The power of the study was also influenced by the low prevalence of maternal smoking compared to other countries, but this finding is consistent with others studies in Brazil, showing that smoking during pregnancy has declined substantially in the country over the last 20 years, during which time the country introduced many strong tobacco control policies [39].
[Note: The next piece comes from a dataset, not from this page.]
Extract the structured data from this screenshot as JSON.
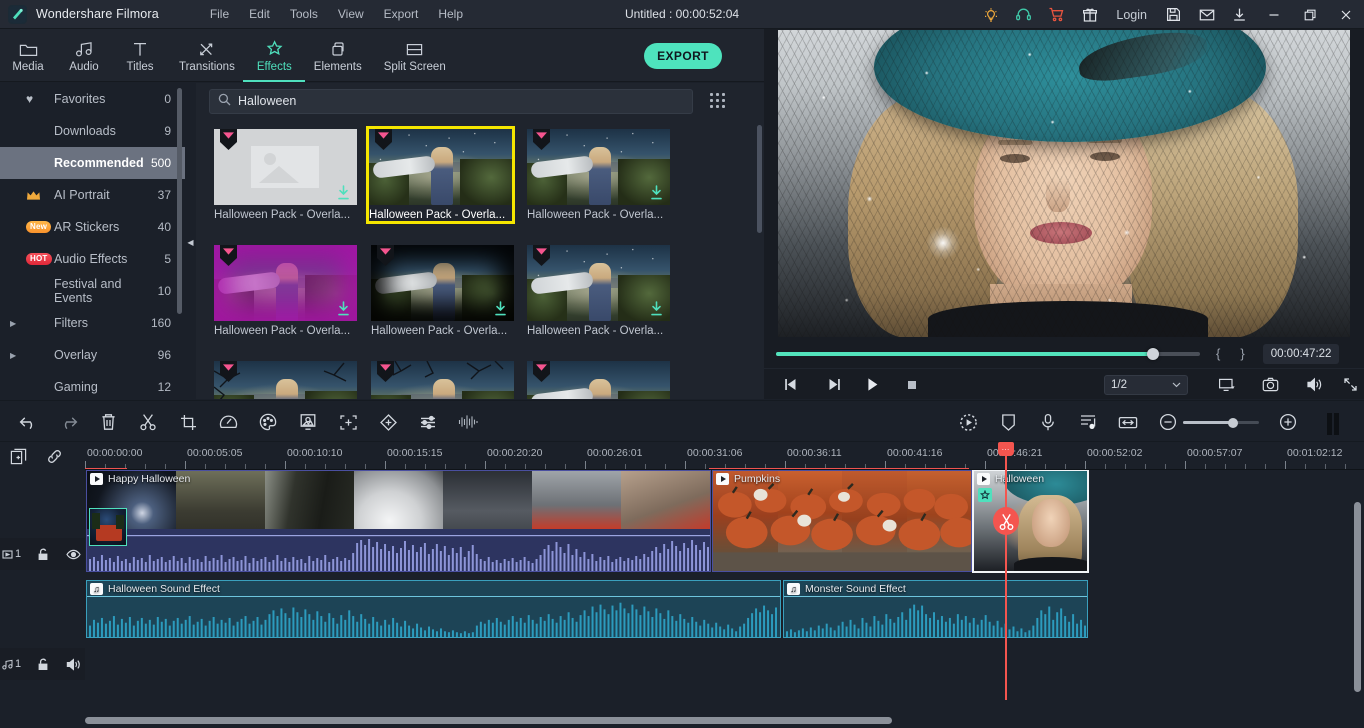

As strengths of this study maternal height was assessed and its inclusion in the analysis helps, at least partially, to adjust for the effect of genetics on adolescent height [40]. On the other hand, information about maternal and paternal smoking was obtained by a questionnaire; thus, misclassification may have occurred, mainly about exposure during pregnancy that was retrospectively assessed. However, the self-reporting of this behavior appears to be an accurate measure. Cornelius and colleagues [13] measured environmental tobacco exposure of children through maternal report and a biological measure from the children (urinary cotinine level). The authors observed that the mother’s report of exposure captured a greater number of exposed children than the biological measure, and therefore, the information used in their analysis was the maternal report. All of these possible biases cause an underestimation of the impact of exposure on growth.

Conclusion

In conclusion, maternal smoking during pregnancy and early childhood confers a long-term negative effect on height of children since birth to adolescence, emphasizing the importance of smoking cessation among women, not only during pregnancy.